Sesinde, duruşunda öyle bir kırgınlık hissettim ki... Bu yüzden konuyu değiştirme ihtiyacı duydum.

"Kendi adına konuş. Çünkü ben sofranızı kurup evime gideceğim."

"Ne? Olmaz öyle şey. O kadar emek verip yemek yaptıktan sonra yemeyip gitmek hiç olur mu? Ayrıca babam da buna izin vermez. Bu akşam beraberiz. İtiraz istemiyorum, lütfen."

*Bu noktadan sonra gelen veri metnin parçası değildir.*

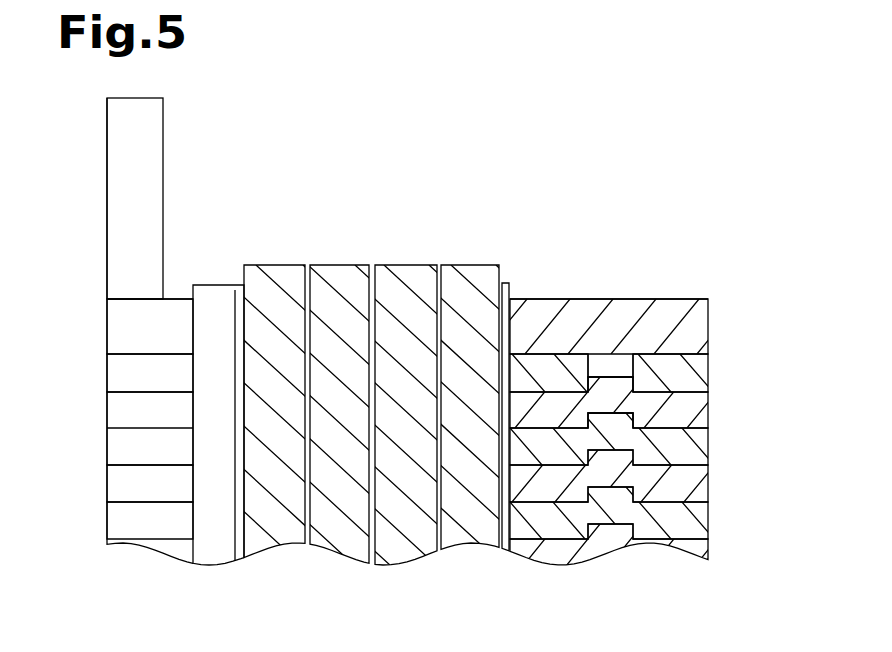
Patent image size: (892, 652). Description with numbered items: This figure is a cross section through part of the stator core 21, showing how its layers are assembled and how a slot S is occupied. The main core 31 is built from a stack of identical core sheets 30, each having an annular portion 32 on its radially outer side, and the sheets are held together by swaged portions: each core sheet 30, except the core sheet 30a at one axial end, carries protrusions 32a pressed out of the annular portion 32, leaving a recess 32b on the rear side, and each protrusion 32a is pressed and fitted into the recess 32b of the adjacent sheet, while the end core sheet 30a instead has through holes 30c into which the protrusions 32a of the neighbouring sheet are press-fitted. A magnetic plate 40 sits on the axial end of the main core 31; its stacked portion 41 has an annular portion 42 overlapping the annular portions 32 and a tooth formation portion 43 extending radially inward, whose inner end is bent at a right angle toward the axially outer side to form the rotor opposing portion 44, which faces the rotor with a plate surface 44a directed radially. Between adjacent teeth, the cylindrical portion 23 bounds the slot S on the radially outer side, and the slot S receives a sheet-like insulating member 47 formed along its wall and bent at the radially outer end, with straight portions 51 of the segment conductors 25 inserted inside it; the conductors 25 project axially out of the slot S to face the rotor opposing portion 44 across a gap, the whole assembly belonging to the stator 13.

Öyle içten, gönülden istedi ki bunu... Amacı babasıyla baş başa kalmamak mıydı yoksa sahiden benimle vakit mi geçirmek istiyordu bilemedim. Belki de gerçekten nazik davranmaya çalışıyordu. Hoş, bir önemi de yoktu. Çünkü içimden bir ses Mutlu Amca'nın da aynı ısrarcı tavrı sergileyeceğini söylüyordu. Aralarındaki ilişkinin ise merakımı ne denli cezp etmeye başladığı ortadaydı. Dolayısıyla bir şeyler öğrenme imkânı varken uzak duracak değildim. Birden aklımdan geçirdiklerimin onun marketteyken bana karşı savunduğu düşünceler olduğunu fark ettim ve bu beni gülümsetti. Gerçekten iyi bir gözlemciydi.

Pansiyona girip doğruca mutfağa gittiğimizde ise poşetleri tezgâha bırakışını izlerken bana neredeyse hiçbir şey taşıtmamış olmasına gülümsedim. Böyle incelikler her zaman hoşuma gidiyordu. Demek ki annesi onu güzel yetiştirmişti. Ellerimi yıkayıp tezgâhın başına geçtiğim sıradaysa bana yamaklık yapmak için kollarını sıvaması başka bir artı olarak hanesine yazıldı. Belki de tüm yakışıklı erkekler o kadar da kötü değildi.

***

Pilavın altını kapatıp ocaktaki köfteleri ters yüz ettiğim sırada Sarp da salatayı yapmakla meşguldü. Bıçağı kavrayışındaki ustalığın, mutfaktaki ne yaptığını bilen tavırlarının ilk andan beri farkındaydım. Birlikte büyük bir uyum içerisinde çalışmıştık. Dolayısıyla bu yorumumu onunla da paylaşmak istedim.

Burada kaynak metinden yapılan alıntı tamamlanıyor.